It sounds like a science fiction movie: scientist raises sandworms; sandworms turn against him and overpower him; worms mutate and grow beyond proportions ever imagined; worms escape from the hatchery …

But no, no. Peter Cowin is very much in control at Seabait, Ltd., a thriving company that produced 50 tons of sandworms in 2002. He and Peter Olive started the company in England in 1985, and now, Cowin is developing a subsidiary company, Seabait Maine, LLC., by starting out at the University of Maine’s Center for Cooperative Aquaculture Research (CCAR) in Franklin.

Cowin will be the first occupant of a new 72- by 160-foot building funded by a Maine Technology Institute (MTI) Cluster Enhancement Award to CCAR to support the aquaculture and marine biotech industry.
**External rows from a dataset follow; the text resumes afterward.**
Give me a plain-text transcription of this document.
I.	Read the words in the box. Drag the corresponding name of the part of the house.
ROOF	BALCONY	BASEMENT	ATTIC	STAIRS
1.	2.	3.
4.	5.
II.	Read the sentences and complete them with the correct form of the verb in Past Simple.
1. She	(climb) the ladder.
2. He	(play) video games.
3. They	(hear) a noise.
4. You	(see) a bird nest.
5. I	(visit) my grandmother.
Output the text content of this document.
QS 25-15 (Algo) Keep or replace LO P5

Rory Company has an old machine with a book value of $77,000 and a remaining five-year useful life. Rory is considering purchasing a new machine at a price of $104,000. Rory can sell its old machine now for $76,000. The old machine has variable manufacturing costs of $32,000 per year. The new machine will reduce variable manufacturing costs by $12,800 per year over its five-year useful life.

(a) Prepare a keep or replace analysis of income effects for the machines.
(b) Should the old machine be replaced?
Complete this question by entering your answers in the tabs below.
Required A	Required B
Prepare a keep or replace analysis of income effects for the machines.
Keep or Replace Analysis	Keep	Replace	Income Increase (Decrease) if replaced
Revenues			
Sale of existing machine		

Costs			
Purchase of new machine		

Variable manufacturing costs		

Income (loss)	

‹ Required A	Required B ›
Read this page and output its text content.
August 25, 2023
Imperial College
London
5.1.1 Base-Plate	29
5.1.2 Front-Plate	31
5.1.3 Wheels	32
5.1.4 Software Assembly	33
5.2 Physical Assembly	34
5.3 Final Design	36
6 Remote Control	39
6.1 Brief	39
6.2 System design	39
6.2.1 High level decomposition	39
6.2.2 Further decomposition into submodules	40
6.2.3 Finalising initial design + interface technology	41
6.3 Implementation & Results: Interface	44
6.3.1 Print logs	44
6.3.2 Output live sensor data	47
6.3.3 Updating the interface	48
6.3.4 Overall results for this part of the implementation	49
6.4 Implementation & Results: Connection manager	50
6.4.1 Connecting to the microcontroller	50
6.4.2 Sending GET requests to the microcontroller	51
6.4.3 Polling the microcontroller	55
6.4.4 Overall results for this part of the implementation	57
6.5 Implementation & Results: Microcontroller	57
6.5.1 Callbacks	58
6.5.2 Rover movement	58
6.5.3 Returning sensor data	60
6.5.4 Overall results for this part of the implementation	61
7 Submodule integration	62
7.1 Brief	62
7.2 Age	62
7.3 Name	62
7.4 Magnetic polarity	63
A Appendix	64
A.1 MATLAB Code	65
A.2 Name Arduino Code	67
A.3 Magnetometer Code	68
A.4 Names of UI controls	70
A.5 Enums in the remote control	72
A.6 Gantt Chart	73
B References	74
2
Cowin’s operation, the first project to raise seaworms in the United States, will remain in the building for two years while he works through technical challenges of relocating to a facility different from the one that is used in England. The company is investing $1.2 million in the initial stages of the move.

At age five, Peter Cowin tried to establish a business selling garden worms to neighborhood fishermen. The venture didn’t exactly take off, but when he was eleven, a second attempt, selling night crawlers, fared better, with earnings of about $20 a week.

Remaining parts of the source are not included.